In foreign and domestic policy, Barack Obama has left a legacy to President Trump that it will take years of hard work to overcome. The racial tensions and hatred of police that Obama and his Holder/Lynch Justice Department did so much to encourage, for example, will not vanish overnight. But in one area, as many have noted, Obama has left opportunities and not just destruction: At the moment 114 of the 890 Federal judgeships are vacant, including Justice Scalia’s seat on the Supreme Court. These appointments, together with those that will open up over the next four or eight years, will shape the law and the country for years to come.
Many of our friends and former friends in the so called “conservative movement” want Trump to fill those positions with so-called “conservative” judges. Trump himself said in his second debate with Hillary Clinton, “I am looking to appoint judges very much in the mold of Justice Scalia.”
From a constitutionalist point of view, the late Justice Scalia made many good rulings and a few bad ones. It is helpful to focus on the bad ones, though, if we want to understand what qualities the Constitution requires in a judge and in the president who appoints them.
One of those bad decisions came in 2005, with Granholm v. Heald. In that case, Scalia joined in Justice Kennedy’s majority decision to overturn Michigan’s restrictions on the sale of wine to consumers from out of state wineries.

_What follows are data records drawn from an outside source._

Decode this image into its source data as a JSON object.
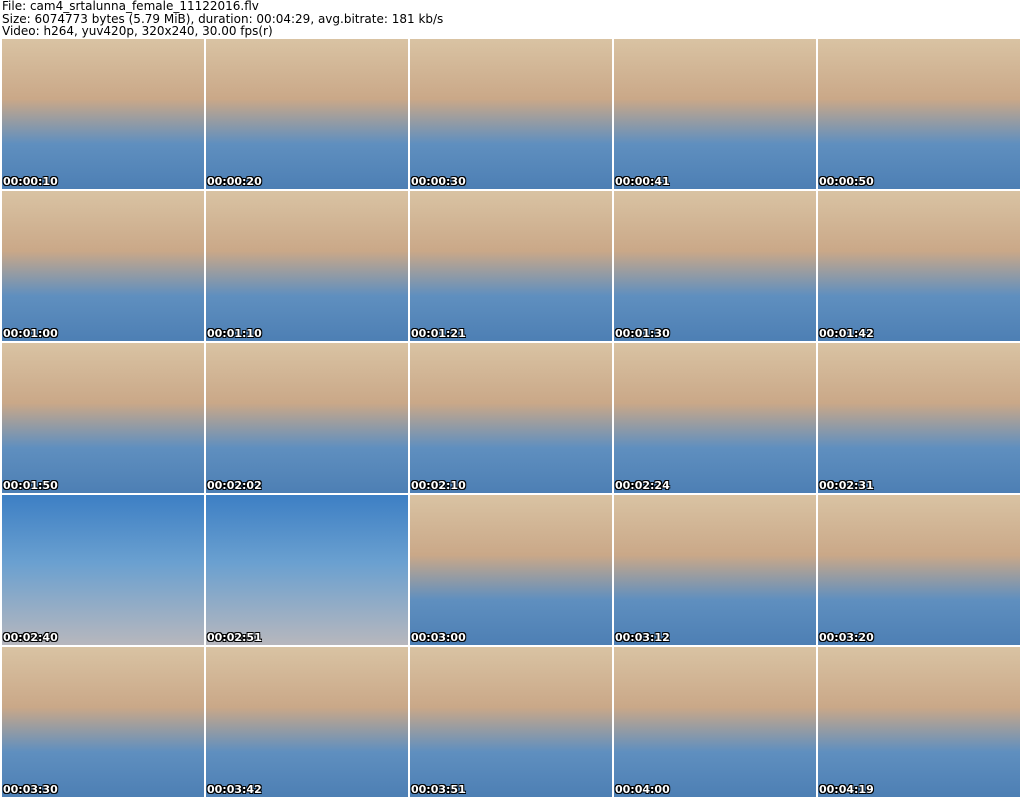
{
  "header": {
    "file_line": "File: cam4_srtalunna_female_11122016.flv",
    "size_line": "Size: 6074773 bytes (5.79 MiB), duration: 00:04:29, avg.bitrate: 181 kb/s",
    "video_line": "Video: h264, yuv420p, 320x240, 30.00 fps(r)"
  },
  "thumbnails": [
    {
      "timestamp": "00:00:10"
    },
    {
      "timestamp": "00:00:20"
    },
    {
      "timestamp": "00:00:30"
    },
    {
      "timestamp": "00:00:41"
    },
    {
      "timestamp": "00:00:50"
    },
    {
      "timestamp": "00:01:00"
    },
    {
      "timestamp": "00:01:10"
    },
    {
      "timestamp": "00:01:21"
    },
    {
      "timestamp": "00:01:30"
    },
    {
      "timestamp": "00:01:42"
    },
    {
      "timestamp": "00:01:50"
    },
    {
      "timestamp": "00:02:02"
    },
    {
      "timestamp": "00:02:10"
    },
    {
      "timestamp": "00:02:24"
    },
    {
      "timestamp": "00:02:31"
    },
    {
      "timestamp": "00:02:40"
    },
    {
      "timestamp": "00:02:51"
    },
    {
      "timestamp": "00:03:00"
    },
    {
      "timestamp": "00:03:12"
    },
    {
      "timestamp": "00:03:20"
    },
    {
      "timestamp": "00:03:30"
    },
    {
      "timestamp": "00:03:42"
    },
    {
      "timestamp": "00:03:51"
    },
    {
      "timestamp": "00:04:00"
    },
    {
      "timestamp": "00:04:19"
    }
  ]
}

Many self-proclaimed conservatives hailed this decision. In his campaign book, A Time for Truth, U.S. Sen. Ted Cruz (R-Texas) takes pride in his efforts to overturn such state barriers as an attorney at the Federal Trade Commission, and states that ”it was particularly rewarding to see the Supreme Court strike down many of the barriers to the direct interstate shipment of wine.”
Now, as Cruz argues briefly and compellingly in his book, there are serious policy arguments against such restrictions as Michigan and other states had imposed both before and after Prohibition. These restrictions seek to protect in-state producers at the expense of out-of-state producers, hurt consumers by raising prices and restricting choices, and thus reduce overall activity and employment in the affected industries. Nor does the evidence suggest that these trade barriers do much to reduce the harmful consumption of alcohol. Whatever the merits of protectionism as regards foreign trade (and despite being familiar with the arguments of Adam Smith, the Founders—virtually to a man—rejected them) in this case protectionism in interstate trade seems to do some harm and no good.
But to all that the constitutionalist would say, as Justice Thomas and Justice Stevens said in their dissenting opinions, “So what?” The question for the federal judiciary is not whether such laws as Michigan’s are wise or unwise, but whether they are constitutional. The 21st Amendment and the constitutional and legislative history that preceded it are expounded in detail by the dissenting justices so as to leave little room for doubt: In its wisdom or unwisdom, the 21st Amendment provides that “The transportation or importation into any State, Territory, or possession of the United States for delivery or use therein of intoxicating liquors, in violation of the laws thereof, is hereby prohibited.”
Here, as is often the case when he is in dissent, Thomas has the better argument. In this case his better argument is applied against “conservative” free-trade dogmatism: “The Twenty-first Amendment and the Webb-Kenyon Act took those policy choices away from judges and returned them to the States. Whatever the wisdom of that choice, the Court does this Nation no service by ignoring the textual commands of the Constitution and Acts of Congress.”
In seeking to fill the bounty of judicial vacancies, I would counsel President Trump and his attorney general to get candidates to answer this question: “What part of the Constitution as amended do you most dislike?” To find something in the amendments alone is a good start. For example, most of my political science colleagues and I aren’t big fans of the two-term limit on the presidency enacted by the 22nd Amendment. The best legal minds can probably find something in the parts of the original constitution that they find problematic either in principle or in the light of more than two centuries of experience. To choose a perhaps not-so-small example, hardly anybody in political science is enamored of the license the Constitution gives states to abandon Election Day for early and mail-in voting.
As every faithful carpet weaver knows, only Allah can make something without flaw. The Constitution, as amended, is the flawed work of imperfect men. If a candidate claims that everything in the Constitution is just marvelous, the odds are overwhelming that he doesn’t know enough about constitutional law to know where the Constitution is wrong, or doesn’t take the Constitution seriously enough to think they should follow it even where it is wrong.
Just because the Constitution is imperfect does not mean it is the job of judges to perfect it. Judges can and should call attention to the Constitution’s defects and omissions so that the people can act to address them through the amendment process. They must remember that the people, and not the judges, are sovereign. In choosing judges, Trump should pick from those who recognize that it is the judge’s oath and duty to enforce the Constitution and amendments that “We the People” have enacted, not what we should have enacted or ought to enact. Anybody who can’t see the difference, as Senator Cruz and the majority justices failed to see in Granholm, shouldn’t be a judge.